Cette œuvre est une composition de trente-cinq toiles de format hexagonal de 26x15cm avec trois couleurs principales : argenté, doré et noir. Le format reprend celui des alvéoles dans les ruches.

C'est une œuvre qui cherche à imager notre interdépendance et notre rapport étroit avec les abeilles. L'abeille est personnifiée, j'ai voulu favoriser la prise de conscience en la mettant à notre échelle : nous sommes les abeilles. Leur disparition de plus en plus importante ces dernières années n'est pas un événement lointain. Contrairement à certains animaux qui sont menacés comme les pandas (si mignons !), nous n'avons cependant pas de rapport affectif avec elles, alors j'ai voulu en créer un. J'ai choisi d'utiliser beaucoup l'or et l'argent pour rappeler les enluminures. Sur l'une d'elles, un homme accouche d'une abeille, un autre est nourri par elle : elle est à la fois notre enfant et notre aïeul, celle à protéger et celle qui nous protège.Les toiles dont le fond est noir parlent de la mort puis de la disparition des abeilles, l'abeille n'existe alors plus que dans un musée ou comme jouet.
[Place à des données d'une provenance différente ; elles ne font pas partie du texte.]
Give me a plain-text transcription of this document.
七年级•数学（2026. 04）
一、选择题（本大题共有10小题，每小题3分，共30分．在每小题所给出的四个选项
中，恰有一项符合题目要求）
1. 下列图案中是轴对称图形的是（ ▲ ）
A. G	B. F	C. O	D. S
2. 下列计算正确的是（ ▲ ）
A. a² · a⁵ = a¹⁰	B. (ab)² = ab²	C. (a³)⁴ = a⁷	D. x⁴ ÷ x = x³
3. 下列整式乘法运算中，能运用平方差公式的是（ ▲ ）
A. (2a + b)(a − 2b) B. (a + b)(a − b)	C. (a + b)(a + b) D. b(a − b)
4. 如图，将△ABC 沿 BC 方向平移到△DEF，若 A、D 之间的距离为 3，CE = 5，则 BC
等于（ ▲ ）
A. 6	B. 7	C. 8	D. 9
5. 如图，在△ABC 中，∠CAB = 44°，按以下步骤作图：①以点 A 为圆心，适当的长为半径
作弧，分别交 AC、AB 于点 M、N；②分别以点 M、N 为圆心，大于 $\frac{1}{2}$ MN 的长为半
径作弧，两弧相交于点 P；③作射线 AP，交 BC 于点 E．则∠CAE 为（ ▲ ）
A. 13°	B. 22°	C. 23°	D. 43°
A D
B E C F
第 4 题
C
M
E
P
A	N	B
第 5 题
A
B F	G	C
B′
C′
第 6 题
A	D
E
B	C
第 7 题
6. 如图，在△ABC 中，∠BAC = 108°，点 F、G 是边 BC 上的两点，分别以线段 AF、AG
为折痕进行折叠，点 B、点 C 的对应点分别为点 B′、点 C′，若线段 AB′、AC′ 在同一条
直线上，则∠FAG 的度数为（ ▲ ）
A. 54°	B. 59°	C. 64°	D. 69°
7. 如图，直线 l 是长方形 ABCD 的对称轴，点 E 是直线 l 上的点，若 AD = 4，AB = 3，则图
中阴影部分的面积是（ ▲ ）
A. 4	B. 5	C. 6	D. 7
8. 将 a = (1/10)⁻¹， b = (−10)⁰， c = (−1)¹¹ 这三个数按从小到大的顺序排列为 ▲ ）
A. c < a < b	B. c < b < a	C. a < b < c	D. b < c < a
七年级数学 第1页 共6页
J'ai voulu réaliser une œuvre qui soit engagée sans que cela soit criant, que la poésie soit présente.

Les toiles ne sont pas collées les unes aux autres, chacune est indépendante et peut faire œuvre mais l'ensemble forme une œuvre encore plus aboutie, elles sont assemblées avec des serre-joints. J'imagine aussi que différentes personnes possèdent un petit bout de l’œuvre, une ou plusieurs toiles, car ce ne sont pas des pièces de puzzles. J'aime aussi l'idée qu'on puisse en ajouter d'autres, qu'une autre série d'alvéoles puisse exister, qu'elle soit ouverte à d'autres possibles.